Department Discipline Trumps FIrst Amendment

Does the First Amendment protect a police officer who uses Facebook to call out a fellow employee in violation of a department rule that prohibits criticizing department employees outside of official channels? The answer to that question is apparently “no”, in the Northern District of Georgia. The federal trial court in that District recently held that an Atlanta cop could be disciplined for a posting on Facebook. The cop was ticked off at an investigator. Here’s what her Facebook post said:

Who would like to hear the story of how I arrested a forgery perp at Best Buy only to find out later at the precinct that he was the nephew of an Atlanta Police Investigator who stuck her ass in my case and obstructed it?? Not to mention the fact that while he was in my custody, she took him into several other rooms alone before I knew they were related. Who thinks this is unethical?

The cop claimed that she resorted to Facebook as a last resort, when the department didn’t investigate her complaint. But there was a chronological problem with that story. It seems that the Facebook post went up just a week after the arrest. The cop didn’t file a memorandum about the incident with the department until two weeks after the arrest. It’s amazing what a simple timeline will reveal.

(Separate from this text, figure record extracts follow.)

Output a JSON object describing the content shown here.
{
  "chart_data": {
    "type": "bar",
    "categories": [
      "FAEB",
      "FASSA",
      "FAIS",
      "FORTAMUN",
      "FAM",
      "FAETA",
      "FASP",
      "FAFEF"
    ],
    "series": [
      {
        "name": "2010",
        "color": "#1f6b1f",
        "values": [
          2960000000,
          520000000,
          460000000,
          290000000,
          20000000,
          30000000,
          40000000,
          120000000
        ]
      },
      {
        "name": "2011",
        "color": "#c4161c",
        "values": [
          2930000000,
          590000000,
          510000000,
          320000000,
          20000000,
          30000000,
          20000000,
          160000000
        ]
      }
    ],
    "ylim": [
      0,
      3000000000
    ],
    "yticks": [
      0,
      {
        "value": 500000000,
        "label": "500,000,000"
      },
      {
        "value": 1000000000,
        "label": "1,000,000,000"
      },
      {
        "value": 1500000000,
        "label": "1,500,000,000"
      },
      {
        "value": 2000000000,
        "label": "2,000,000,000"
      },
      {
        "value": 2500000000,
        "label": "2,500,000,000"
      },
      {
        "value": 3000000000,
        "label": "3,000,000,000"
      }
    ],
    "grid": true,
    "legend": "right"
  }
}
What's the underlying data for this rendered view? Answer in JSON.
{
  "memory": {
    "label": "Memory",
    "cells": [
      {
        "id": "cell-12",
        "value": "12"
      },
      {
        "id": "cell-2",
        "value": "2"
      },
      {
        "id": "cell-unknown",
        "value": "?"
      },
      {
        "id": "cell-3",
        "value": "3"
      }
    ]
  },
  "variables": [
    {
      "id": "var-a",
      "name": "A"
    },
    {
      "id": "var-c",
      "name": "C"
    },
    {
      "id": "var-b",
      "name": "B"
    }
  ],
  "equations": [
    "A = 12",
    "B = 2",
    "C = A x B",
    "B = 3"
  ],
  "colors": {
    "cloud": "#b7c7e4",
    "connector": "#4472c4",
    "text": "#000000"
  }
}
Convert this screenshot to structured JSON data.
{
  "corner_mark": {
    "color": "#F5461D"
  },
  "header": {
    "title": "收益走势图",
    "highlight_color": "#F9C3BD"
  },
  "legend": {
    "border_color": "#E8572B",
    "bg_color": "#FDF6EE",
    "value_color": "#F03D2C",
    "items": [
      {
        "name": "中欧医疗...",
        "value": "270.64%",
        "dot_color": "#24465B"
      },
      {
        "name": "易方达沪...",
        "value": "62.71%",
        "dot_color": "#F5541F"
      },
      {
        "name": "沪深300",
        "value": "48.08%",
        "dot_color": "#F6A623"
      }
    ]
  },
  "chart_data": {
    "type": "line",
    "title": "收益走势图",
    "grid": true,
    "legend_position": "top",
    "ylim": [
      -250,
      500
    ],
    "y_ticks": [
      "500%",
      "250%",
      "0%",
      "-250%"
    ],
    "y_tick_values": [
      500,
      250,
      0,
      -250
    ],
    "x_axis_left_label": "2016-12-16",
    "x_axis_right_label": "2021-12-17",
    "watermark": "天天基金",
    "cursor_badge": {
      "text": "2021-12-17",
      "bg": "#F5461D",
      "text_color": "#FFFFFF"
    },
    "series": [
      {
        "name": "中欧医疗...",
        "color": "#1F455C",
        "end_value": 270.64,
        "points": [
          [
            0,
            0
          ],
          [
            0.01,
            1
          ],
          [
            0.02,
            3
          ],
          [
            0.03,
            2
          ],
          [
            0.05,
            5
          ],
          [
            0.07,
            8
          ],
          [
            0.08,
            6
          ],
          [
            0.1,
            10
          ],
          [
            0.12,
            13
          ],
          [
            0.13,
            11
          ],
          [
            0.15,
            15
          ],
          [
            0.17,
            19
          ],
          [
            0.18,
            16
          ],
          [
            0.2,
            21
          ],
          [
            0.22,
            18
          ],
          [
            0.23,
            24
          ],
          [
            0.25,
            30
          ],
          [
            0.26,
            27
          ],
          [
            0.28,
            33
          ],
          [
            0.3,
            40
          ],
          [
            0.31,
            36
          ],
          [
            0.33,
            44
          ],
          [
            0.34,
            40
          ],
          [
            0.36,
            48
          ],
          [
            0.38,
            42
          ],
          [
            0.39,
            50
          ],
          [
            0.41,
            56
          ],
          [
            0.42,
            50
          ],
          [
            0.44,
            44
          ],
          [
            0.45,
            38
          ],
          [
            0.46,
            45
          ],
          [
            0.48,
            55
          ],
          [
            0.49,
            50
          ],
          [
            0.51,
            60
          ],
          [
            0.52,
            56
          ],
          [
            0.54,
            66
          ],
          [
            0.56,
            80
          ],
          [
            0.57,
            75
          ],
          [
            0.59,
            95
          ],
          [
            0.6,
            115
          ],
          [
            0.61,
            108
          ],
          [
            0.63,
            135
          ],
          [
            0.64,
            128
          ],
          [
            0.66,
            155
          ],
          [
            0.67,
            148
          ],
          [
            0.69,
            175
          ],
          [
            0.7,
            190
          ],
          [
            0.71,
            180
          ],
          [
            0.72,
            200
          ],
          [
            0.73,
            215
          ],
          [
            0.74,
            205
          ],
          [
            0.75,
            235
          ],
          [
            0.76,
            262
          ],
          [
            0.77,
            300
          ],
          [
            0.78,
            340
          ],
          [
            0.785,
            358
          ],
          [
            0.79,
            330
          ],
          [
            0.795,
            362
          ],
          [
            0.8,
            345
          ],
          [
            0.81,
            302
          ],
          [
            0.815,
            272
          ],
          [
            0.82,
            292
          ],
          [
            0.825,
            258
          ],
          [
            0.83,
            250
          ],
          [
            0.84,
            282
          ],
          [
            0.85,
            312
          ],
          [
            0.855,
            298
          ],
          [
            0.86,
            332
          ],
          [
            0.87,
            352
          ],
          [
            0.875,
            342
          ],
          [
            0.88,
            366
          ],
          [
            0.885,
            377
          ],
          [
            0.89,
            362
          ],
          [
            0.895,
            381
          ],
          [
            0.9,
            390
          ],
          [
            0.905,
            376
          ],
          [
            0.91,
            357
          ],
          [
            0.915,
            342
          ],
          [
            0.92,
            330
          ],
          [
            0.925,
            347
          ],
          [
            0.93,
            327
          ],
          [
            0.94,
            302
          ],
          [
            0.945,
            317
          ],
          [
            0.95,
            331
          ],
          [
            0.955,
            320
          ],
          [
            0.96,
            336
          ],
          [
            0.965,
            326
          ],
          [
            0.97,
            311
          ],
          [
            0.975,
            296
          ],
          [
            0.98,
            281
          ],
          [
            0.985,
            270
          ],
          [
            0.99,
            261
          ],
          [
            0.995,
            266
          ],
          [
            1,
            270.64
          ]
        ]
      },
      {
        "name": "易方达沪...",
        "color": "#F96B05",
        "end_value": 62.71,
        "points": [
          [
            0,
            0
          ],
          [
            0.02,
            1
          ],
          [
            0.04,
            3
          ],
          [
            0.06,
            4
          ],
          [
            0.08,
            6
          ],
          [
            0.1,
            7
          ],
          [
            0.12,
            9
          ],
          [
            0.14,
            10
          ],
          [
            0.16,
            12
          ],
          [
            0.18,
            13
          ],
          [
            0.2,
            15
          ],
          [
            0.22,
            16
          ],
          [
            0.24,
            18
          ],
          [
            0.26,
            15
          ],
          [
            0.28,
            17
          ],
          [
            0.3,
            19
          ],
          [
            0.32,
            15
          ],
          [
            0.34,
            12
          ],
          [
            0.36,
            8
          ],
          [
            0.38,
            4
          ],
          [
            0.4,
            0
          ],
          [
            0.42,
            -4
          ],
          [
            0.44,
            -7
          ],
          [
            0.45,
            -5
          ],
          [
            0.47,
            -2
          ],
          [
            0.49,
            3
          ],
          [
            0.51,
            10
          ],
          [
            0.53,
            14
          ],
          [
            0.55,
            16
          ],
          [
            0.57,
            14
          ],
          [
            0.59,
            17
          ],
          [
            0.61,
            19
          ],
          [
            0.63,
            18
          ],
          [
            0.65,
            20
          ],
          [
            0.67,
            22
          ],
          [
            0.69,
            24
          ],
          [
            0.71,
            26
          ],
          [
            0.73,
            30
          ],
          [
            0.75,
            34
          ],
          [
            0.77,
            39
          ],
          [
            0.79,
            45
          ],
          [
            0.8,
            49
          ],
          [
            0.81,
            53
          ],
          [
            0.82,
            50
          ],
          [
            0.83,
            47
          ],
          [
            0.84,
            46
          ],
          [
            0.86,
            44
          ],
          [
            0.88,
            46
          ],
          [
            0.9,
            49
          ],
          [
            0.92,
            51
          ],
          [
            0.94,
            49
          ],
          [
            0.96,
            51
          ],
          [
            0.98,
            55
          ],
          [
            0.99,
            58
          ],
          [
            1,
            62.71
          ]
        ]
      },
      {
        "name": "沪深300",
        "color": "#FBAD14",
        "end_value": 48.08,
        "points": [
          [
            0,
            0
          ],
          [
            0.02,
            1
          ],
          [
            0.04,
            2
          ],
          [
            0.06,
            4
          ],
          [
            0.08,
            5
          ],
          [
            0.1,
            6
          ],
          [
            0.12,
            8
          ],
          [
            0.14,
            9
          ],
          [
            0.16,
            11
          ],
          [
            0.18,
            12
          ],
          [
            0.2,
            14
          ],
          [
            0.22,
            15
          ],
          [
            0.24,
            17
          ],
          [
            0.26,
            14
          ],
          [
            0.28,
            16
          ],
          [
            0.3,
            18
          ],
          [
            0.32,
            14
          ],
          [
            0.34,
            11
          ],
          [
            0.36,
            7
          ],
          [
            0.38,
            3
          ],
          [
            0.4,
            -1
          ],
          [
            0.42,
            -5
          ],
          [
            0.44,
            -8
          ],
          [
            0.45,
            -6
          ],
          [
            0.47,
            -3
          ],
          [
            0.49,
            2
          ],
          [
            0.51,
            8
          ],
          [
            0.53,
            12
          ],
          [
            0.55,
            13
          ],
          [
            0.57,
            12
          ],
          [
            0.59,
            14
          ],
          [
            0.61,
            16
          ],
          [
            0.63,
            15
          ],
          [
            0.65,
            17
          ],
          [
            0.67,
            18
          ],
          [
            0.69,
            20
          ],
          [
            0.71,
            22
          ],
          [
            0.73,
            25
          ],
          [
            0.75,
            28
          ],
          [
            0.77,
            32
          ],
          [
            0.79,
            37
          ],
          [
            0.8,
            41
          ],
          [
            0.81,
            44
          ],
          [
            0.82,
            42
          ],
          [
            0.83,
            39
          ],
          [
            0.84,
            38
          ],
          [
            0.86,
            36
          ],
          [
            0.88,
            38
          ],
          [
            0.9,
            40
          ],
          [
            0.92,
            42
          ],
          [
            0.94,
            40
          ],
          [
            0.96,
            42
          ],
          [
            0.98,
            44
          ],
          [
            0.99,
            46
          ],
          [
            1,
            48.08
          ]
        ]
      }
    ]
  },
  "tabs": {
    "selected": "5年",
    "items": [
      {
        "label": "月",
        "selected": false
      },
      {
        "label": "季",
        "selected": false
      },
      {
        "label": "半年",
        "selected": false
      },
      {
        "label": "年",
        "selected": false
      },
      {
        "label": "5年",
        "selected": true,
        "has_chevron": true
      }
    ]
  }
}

Besides that factual problem, the court found that the cop failed to show that her First Amendment rights outweighed the legitimate need for the police department to maintain efficient public service. Here, the court found that the police department had a need to maintain “discipline, esprit de corps and uniformity” within the department. I understand the court’s decision, although I always worry that rules like this one have the effect of covering up misconduct. But assuming the records of the investigation of the investigator are public records, it is good to know that the situation won’t be swept under the rug, even if individual employees can be censored.